Presented architects Jean Nouvel (winner of the expansion project for the Reina Sofia Art Center), Zaha M. Hadid, Cruz Ortiz, David Chipperfield, Dominique Perrault, Enric Miralles, Guillermo Vazquez Consuegra, Juan Navarro Baldeweg, Luis Moreno Mansilla and Emilio Garcia Tuñón, Manuel de las Casas, Santiago Calatrava, and Tadao Ando, among others.
With facades towards Ronda de Atocha and the street Argumosa, the expansion will occupy an area linked to the low residual roundabout of Charles V, and faced with the residential architecture of low real interest in the city south of Atocha.

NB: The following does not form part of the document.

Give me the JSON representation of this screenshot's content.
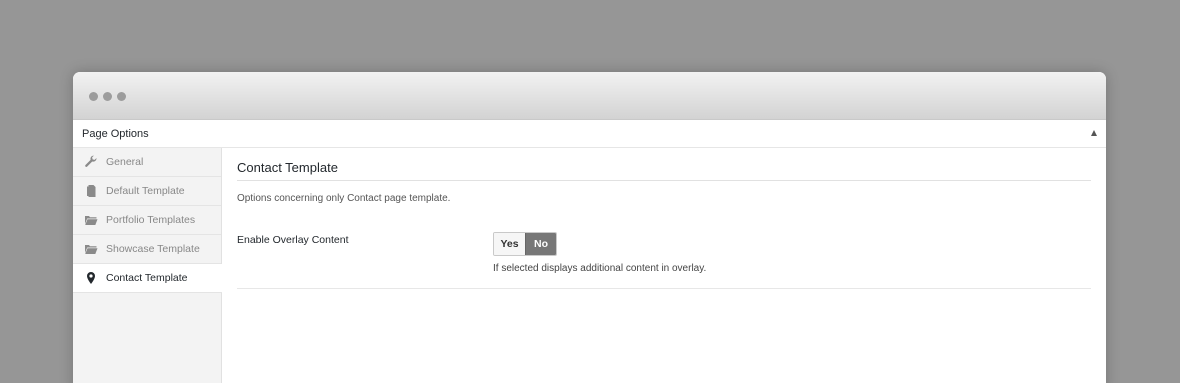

Building contrasts contemporary and energetic that creates a new scenario for future exhibitions, leaving aside the history of the plant and the high standard, offering a variety of sizes and topologies.
The renewal of the white cube
Even today it is considered that there is only one way to show the neutral and works. This argument was discussed in the seventies with the critique of the white cube. The modern movement had considered areas and white space as something unquestionably neutral. The observer sees only the artwork, and anything else possible.
The purpose integrated space inspired the design of the vacuum. Criticism of the white cube conveyed that this was not possible. Neutrality space did not exist. There is no single way to show objects.
The main objective of the gallery space is the flexibility which will allow artists to interact with their environment and a choice rather than be given something.
Spaces may be used together or individually, depending on the type of exposure or the demands of the artists. The galleries are connected by a path that is immediately identifiable, and that connects them both individually and collectively.